Physically Aware NoC Design Arrives With a Big Claim
by Bernard Murphy on 02-23-2023 at 6:00 am

I wrote last month about physically aware NoC design, so you shouldn’t be surprised that Arteris is now offering exactly that capability 😊. First, a quick recap on why physical awareness is important, especially below 16nm. Today, between the top level and subsystems a state-of-art SoC may contain anywhere from five to twenty NoCs, contributing 10-12% of silicon area. Interconnect must thread throughout the floor plan, adding to the complexity of meeting PPA goals in physical design. This requires a balancing act between NoC architecture, logical design and physical design, a task which until now has forced manual iteration, materially extending the implementation schedule. That iteration is a time sink which physically aware NoC design aims to cut dramatically.

Physically Aware NoC Design

(Source: Arteris, Inc.)

The Traditional Interconnect Design Flow

The early stages of NoC design are architecture-centric, figuring out how typical software use cases can best be supported. The network topology should be optimized around quality of service for high-traffic paths while allowing more flexibility for lower frequency and relatively latency-insensitive connections. Topology choices are also influenced by early floor plan estimates, packaging constraints, power management architecture, and safety and security considerations. Architects and NoC design teams iterate between an estimated floor plan and interconnect topology to converge on an approximate architecture. This planning phase consumes time (14-35 days in a production design example illustrated here), essential to approximately align between architecture, logic and physical constraints.

Then the hard work starts to refine approximations. System verification and logic verification are run to validate bandwidth and latency targets. Synthesis, place and route and timing analysis probe where the design must be further optimized to meet power, area and timing goals. At this stage, designers are working with a real physical floor plan for all the function IP components, into which NoC IPs and connections must fit. Inevitably, early approximations prove not to be quite right, the physical design team can’t meet the timing goals, and the process must iterate. Physical constraints may need to be tuned and pipelines added, driven by informed guesswork. More iterations follow further refining estimates and ultimately leading to closure. Sometimes fixing a problem may require a restart to refactor the NoC topology, putting the whole project at risk.

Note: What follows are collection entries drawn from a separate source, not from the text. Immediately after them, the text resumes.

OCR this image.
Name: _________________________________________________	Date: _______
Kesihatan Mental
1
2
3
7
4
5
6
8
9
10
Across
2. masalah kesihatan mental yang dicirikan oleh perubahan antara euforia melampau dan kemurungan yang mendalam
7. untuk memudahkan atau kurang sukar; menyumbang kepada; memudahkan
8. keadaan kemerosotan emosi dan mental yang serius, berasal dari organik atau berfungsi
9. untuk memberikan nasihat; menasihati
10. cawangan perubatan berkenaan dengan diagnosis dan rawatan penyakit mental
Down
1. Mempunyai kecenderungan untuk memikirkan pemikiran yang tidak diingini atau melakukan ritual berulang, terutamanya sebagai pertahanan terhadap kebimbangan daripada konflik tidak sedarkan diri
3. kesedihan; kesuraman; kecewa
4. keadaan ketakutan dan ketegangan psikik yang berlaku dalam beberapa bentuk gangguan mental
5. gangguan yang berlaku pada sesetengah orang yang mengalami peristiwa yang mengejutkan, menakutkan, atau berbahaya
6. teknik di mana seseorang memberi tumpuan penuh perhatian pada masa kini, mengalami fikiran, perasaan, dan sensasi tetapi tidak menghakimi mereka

Those iterations take time. In one production design, closing NoC timing took 10 weeks! Experienced design teams limit iterations by over-provision pipelining and by using LVT libraries along timing critical paths. Accepting tradeoffs in area, latency and power in exchange for faster convergence. Per iteration, considering and implementing those decisions then rerunning the implementation flow and rechecking timing, altogether can take weeks.

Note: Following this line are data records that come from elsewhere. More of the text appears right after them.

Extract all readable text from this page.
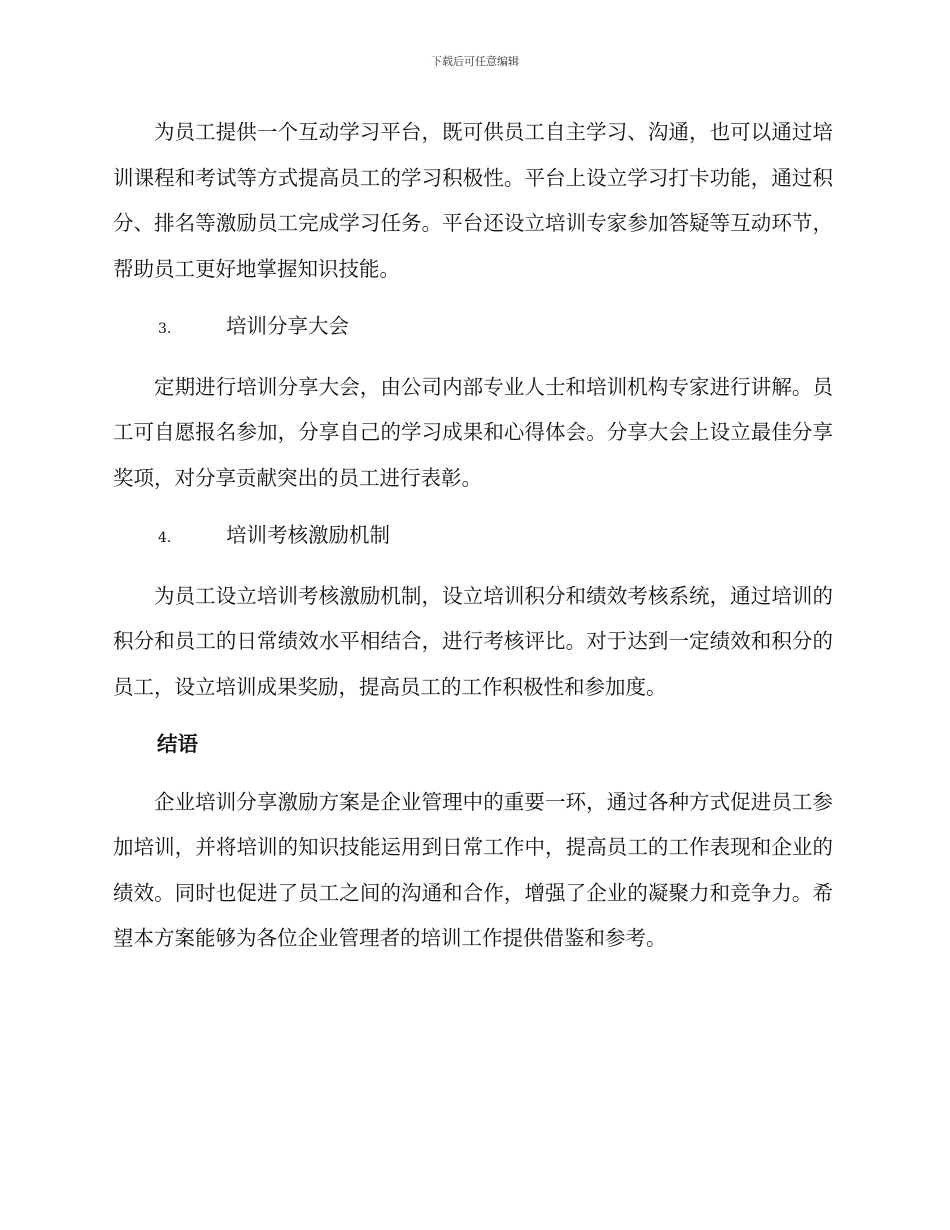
下载后可任意编辑

为员工提供一个互动学习平台，既可供员工自主学习、沟通，也可以通过培训课程和考试等方式提高员工的学习积极性。平台上设立学习打卡功能，通过积分、排名等激励员工完成学习任务。平台还设立培训专家参加答疑等互动环节，帮助员工更好地掌握知识技能。

3.	培训分享大会

定期进行培训分享大会，由公司内部专业人士和培训机构专家进行讲解。员工可自愿报名参加，分享自己的学习成果和心得体会。分享大会上设立最佳分享奖项，对分享贡献突出的员工进行表彰。

4.	培训考核激励机制

为员工设立培训考核激励机制，设立培训积分和绩效考核系统，通过培训的积分和员工的日常绩效水平相结合，进行考核评比。对于达到一定绩效和积分的员工，设立培训成果奖励，提高员工的工作积极性和参加度。

结语

企业培训分享激励方案是企业管理中的重要一环，通过各种方式促进员工参加培训，并将培训的知识技能运用到日常工作中，提高员工的工作表现和企业的绩效。同时也促进了员工之间的沟通和合作，增强了企业的凝聚力和竞争力。希望本方案能够为各位企业管理者的培训工作提供借鉴和参考。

Physically Aware NoC Design With FlexNoC 5

That trial-and-error iteration is a consequence of approximations and assumptions in architectural design. Understandable but now a much better approach is possible. After the very first pass-through implementation, a more accurate floor plan is available. Maybe the NoC topology needs to be tweaked against the floor plan but now it is working with real physical and timing constraints. The NoC generator has enough information to generate more accurate timing and physical constraints for P&R. It can also insert the right level of pipelining, exactly where it is needed. Automatically delivering a NoC topology which will close with confidence in just one more implementation pass.

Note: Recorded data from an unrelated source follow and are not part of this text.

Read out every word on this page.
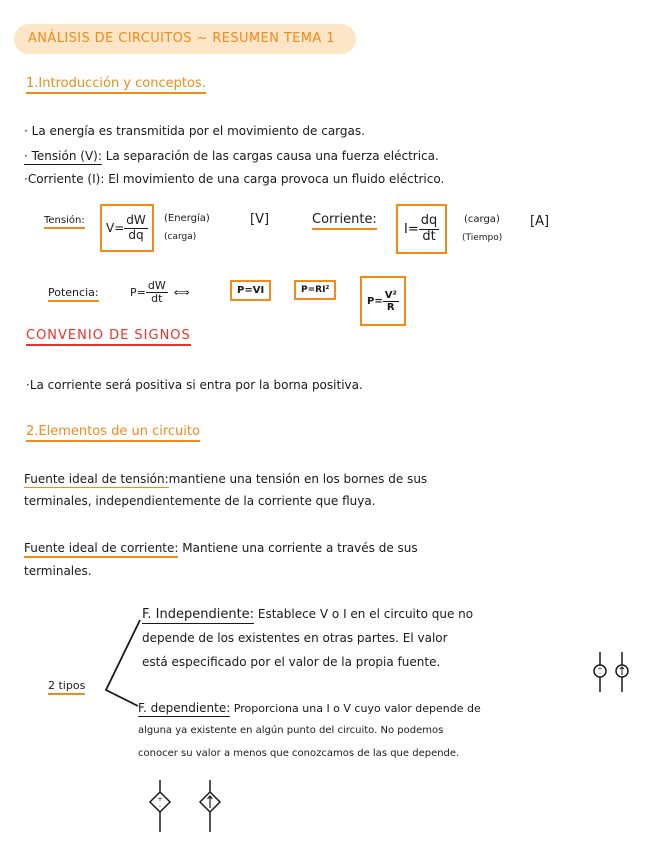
ANÁLISIS DE CIRCUITOS ~ RESUMEN TEMA 1
1.Introducción y conceptos.
· La energía es transmitida por el movimiento de cargas.
· Tensión (V): La separación de las cargas causa una fuerza eléctrica.
·Corriente (I): El movimiento de una carga provoca un fluido eléctrico.
Tensión:
$V= \frac{dW}{dq}$ (Energía)
(carga)
[V]	Corriente:
$I= \frac{dq}{dt}$ (carga)
(Tiempo)
[A]
Potencia:	$P= \frac{dW}{dt}$ ⟺	P=VI	P=RI²
$P= \frac{\text{V²}}{R}$
CONVENIO DE SIGNOS
·La corriente será positiva si entra por la borna positiva.
2.Elementos de un circuito
Fuente ideal de tensión:mantiene una tensión en los bornes de sus
terminales, independientemente de la corriente que fluya.
Fuente ideal de corriente: Mantiene una corriente a través de sus
terminales.
2 tipos
F. Independiente: Establece V o I en el circuito que no
depende de los existentes en otras partes. El valor
está especificado por el valor de la propia fuente.	+
-
F. dependiente: Proporciona una I o V cuyo valor depende de
alguna ya existente en algún punto del circuito. No podemos
conocer su valor a menos que conozcamos de las que depende.
+
-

Physically Aware NoC Design

(Source: Arteris, Inc.)

This is what Arteris is claiming for their new generation FlexNoC 5 solution – that a first iteration based on an implementation grade floor plan will provide enough information for FlexNoC 5 to automatically generate timing and physical constraints, together with pipelining, to meet closure on the next pass. Based on the customer design example described earlier, they assert that this automation delivers up to a 5X speedup in iterating to NoC physical closure.

That’s a big jump in productivity and one that seems intuitively reasonable to me. I talked in my earlier blog about the whole process being an optimization problem with all the challenges of such problems. A trial-and-error search for a good starting point suffers from long cycle times through implementation, to determine if a trial missed the mark and how to best adjust for the next trial. More automation in NoC generation based on more accurate estimates should find an effective starting point faster.

Proving the Claim

Arteris cites measured improvements in NoC physical implementation using a FlexNoC 5 flow, in each case using the same number of engineers with and without the new technology. For pipeline insertion, they were able to reduce iterations from 10 to 1, within the same time per iteration. In constraint (re-) definition they were able to reduce the elapsed time from 3 days to 1 day and turns on constraints from 3 to 1. In place and route, they were able to reduce 5 or more iterations to 1 iteration within the same or better iteration time. Overall, 10X faster in pipeline insertion, 9X faster in constraint (re-)definition and 5X faster in P&R.

I should add that a customer in this case (Sondrel) has significant experience in ASIC design and has been working with NoC technology for many years. These are experienced SoC designers who know how to optimize their manual flow yet agree that the new automated flow is delivering better results faster.